- [on being a production designer] This is ideal for me because I draw well and I can visualize. There's no other area I would prefer to be working in.
- I like films that use cinema as the way of fundamentally expressing the points they're trying to make, rather than then expressing a literary piece on film.
- Tim Burton is firm in his opinion that film must have its own reality. The more you explain the more you have to explain. If you start explaining you have to explain loads and that gets off the event you're actually reconstructing. Look at a Disney cartoon. Everybody buys that Donald Duck was steamrolled flat.
- I develop a context for the film which will be spiritually or tonally correct. I don't agree with the idea of trying to reconstruct a reference shot of something from some period. I believe in looking at the film and then thinking in the abstract. And then constructing your own reality to support that general abstract idea of the whole piece.
- The Batmobile was more like a knight in armor, an extension, an expression of Batman's costume-an intimidating, furious war machine.
- Equal rights, equal opportunity, equal everything, but let them wear a skirt or let them be women.
- On Batman (1989): "One dresses up as a bat at night and the other runs around in whiteface with green hair. We had to turn the whole film into this extraordinary fantasy land of its own to let these things occur."
- It's seldom that you see a film that's got absolute integrity from front to back. The Last Emperor (1987) had integrity from front to back, in its stylistic approach. It was cinematographic, had wonderful acting and sustained three and a half hours of pure integrity. I like people who use the actual art form of cinema: Stanley Kubrick, Federico Fellini, Bernardo Bertolucci, Tim Burton. It's like, come and have a look at this event.
- England is not the be-all and end-all. I happen to have been brought up and educated there, but I'm not English. My father's Russian, my mother's French. I like it, but I don't like Margaret Thatcher's England. She's killed the culture of the country dead. It's much more interesting here [in the US] right now.
- All of Stanley Kubrick's films are about the frailty of the human condition in extreme circumstances.
- I don't like to look too hard at references. I just look enough to know where to go from and how far I can go. Otherwise, you get hung up on detail. It's much better to go for the broad stroke.
- The strength of your graphic imagery is incredibly important. You must really ram it home hard and fast 'cause you ain't got time to go to it like in a book. It's a two hour job, it ain't a couple of days. You've got to really take 'em in. But it has to be honest to the feel of the thing.
- If you do a film with Stanley Kubrick and survive it - two years that was - it tends to put you at the top of the shit heap. If you can handle it with Kubrick then they think you can handle anything because he's 44 times more difficult than anybody else.
- I am not an exponent of Cinema Verite. That's not what you can do with cinema.

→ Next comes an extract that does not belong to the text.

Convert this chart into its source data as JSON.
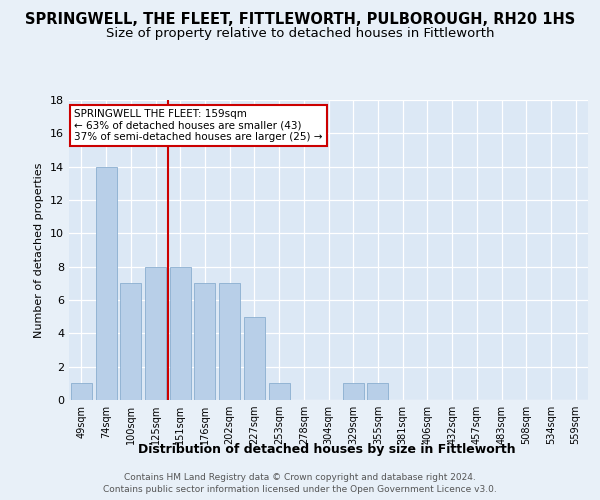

- About The Company of Wolves (1984): It's a pubescent girl's dreams and fantasies told by a cautionary aunt played by Angela Lansbury. It was designed like a fairy story - little villages in the woods. We were trying to develop something which was the fantasy of a child, a dreamworld with its own reality. It was different from anything else coming out at that period. It needed a magical feeling about it because it was magic. Remember the wolf coming out of the guy's mouth? I always regard Neil Jordan's scripts as a form of poetry.
- About Stanley Kubrick: He hates making movies cause he's got to go out of his house. I'd say it's similar to Howard Hughes. Megalomania. He's intensely shy and awkward, increasingly so. He works with the smallest crews. He has to be in an intense, small unit and then he's happy. But he is lucky because he has a wonderful home life. He adores his wife and family and he loves his dogs and cats and all that is lovely. I'm not sorry for him because he can actually enjoy the way he wants to live his life. He only has to make a movie every six years - in his case. He's a formidable intellect, a huge mind - prodigiously bright - if the word genius applies to anybody, there's an element of that in him. I think he's the best lighting and camera man in the world.
- New York is something which can sustain you for six months of being on location. I hate location movies in the middle of nowhere, they send me crazy. It all sounds great, I'm going to the Seychelles for six months and after three weeks, you think, "Four and a half months of this fucking place and I've already been to every restaurant?"